The Labour MP appealed for more funding during the House of Commons debate as she used the Oldham man's example to illustrate the issue.
Brain tumours, including central nervous system and intra cranial tumours, account for 40 per cent of all cancer deaths in children and are the leading cause of male deaths for 20-29 year-olds and the biggest cancer killer for under 40-year-olds.
In spite of these statistics research into brain tumours accounted for only 1.5 per cent of all cancer research funding or £7.7m out of £498m in 2014, according to the Brain Tumour Charity’s research.
Mrs Abrahams told her fellow MPs: “It is clear that in addition to raising awareness about brain tumours more research into preventing and treating brain tumours needs to be undertaken. Behind all the data there are people, their families and friends.
“I was contacted by one of my constituents who was diagnosed with a brain tumour last year. He wants to remain anonymous because he has a young family and his condition has had quite an impact on everyone around him.
“He told me, he has gone from a fit healthy individual to one who struggles to do many of the everyday things a dad wants to be able to do with their children. He was diagnosed last year, at the age of 40, with a Grade 2 Oligodendroglioma.

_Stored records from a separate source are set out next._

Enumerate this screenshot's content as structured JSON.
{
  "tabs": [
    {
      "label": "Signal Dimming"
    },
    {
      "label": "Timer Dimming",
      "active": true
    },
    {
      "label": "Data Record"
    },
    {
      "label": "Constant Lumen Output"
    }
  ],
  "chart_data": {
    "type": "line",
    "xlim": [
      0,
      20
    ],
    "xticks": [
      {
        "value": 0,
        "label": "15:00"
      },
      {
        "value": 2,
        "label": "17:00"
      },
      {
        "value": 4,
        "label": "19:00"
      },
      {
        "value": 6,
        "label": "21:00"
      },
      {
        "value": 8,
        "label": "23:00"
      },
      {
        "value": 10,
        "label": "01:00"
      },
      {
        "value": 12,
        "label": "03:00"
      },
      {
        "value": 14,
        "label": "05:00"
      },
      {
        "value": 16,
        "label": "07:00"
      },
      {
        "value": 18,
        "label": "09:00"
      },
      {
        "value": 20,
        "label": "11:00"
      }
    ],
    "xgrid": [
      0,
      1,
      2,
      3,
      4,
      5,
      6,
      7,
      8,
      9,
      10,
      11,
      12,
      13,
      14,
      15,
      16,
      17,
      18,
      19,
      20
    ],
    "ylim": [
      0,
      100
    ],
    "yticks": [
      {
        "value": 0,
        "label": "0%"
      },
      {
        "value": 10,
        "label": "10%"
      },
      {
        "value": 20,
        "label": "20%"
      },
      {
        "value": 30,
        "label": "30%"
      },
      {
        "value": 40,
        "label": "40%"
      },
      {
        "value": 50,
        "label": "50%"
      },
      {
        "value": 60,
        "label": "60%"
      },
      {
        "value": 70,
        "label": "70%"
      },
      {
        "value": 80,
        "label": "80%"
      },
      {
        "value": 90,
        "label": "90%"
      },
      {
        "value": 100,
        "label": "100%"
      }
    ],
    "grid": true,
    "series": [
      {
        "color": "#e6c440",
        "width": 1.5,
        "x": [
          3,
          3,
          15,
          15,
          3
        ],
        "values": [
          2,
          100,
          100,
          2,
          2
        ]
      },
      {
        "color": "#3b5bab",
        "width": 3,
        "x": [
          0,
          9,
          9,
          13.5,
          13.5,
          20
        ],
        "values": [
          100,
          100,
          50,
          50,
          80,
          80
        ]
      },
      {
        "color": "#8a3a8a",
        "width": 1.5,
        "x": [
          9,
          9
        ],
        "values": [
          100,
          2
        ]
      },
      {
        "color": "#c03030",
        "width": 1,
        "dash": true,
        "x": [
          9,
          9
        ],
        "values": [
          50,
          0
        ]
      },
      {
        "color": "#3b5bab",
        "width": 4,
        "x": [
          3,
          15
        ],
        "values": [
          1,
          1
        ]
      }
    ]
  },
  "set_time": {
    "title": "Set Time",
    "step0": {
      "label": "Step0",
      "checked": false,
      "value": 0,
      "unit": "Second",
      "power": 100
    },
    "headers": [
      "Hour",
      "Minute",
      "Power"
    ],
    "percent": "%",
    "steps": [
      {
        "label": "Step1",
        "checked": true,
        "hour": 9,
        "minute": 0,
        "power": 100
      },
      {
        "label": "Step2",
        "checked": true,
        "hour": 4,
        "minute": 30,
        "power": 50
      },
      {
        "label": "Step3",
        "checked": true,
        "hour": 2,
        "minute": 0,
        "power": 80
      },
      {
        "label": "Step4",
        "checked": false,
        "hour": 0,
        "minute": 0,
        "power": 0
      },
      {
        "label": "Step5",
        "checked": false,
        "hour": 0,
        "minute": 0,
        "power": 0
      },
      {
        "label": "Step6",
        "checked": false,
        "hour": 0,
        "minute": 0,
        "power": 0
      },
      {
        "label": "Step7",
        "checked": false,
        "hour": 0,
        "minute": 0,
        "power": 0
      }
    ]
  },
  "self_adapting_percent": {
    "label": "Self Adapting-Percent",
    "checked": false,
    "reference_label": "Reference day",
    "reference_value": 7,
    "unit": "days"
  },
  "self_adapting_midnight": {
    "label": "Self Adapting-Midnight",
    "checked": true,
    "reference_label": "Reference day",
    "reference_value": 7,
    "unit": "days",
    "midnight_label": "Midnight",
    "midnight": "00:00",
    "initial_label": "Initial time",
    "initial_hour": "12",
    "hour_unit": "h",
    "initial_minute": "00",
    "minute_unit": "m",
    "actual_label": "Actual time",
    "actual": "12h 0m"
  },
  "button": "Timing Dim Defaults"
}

“After an 11 hour craniotomy at Salford Royal, during which he was awake, he has spent much of the last nine months fighting infection and undergoing extensive physiotherapy to help him to learn to walk again and to enable him to live a relatively normal life.
“He starts a combination of radiotherapy and chemotherapy at The Christie this week to try to control the regrowth of this tumour. Unfortunately the nature of these things means that it is almost certainly already regrowing.
“And yet he says he is one of the lucky ones with hopefully, as he says, ‘a decent number of years ahead of him’, but nothing is guaranteed and he may well require further surgery in the future.
“He told me ‘Access To Work’ has been invaluable enabling him to stay in work.
“But as we know Access to Work is only available for a tiny proportion of disabled people in a similar position. He wanted me to speak on his behalf and the many thousands of people with brain tumours, many younger, and many far less fortunate than he.”
At the conclusion of the debate the Minister responded that he would be setting up a group to review issues raised in the debate including increasing funding for research, extending clinical guidance for GPs, and increasing access to diagnostics.
Since the debate, the constituent has thanked Mrs Abrahams for raising his experiences in the debate and hopes that Parliament’s focus on the issue will lead to a future where fewer lives are damaged or destroyed by this disease.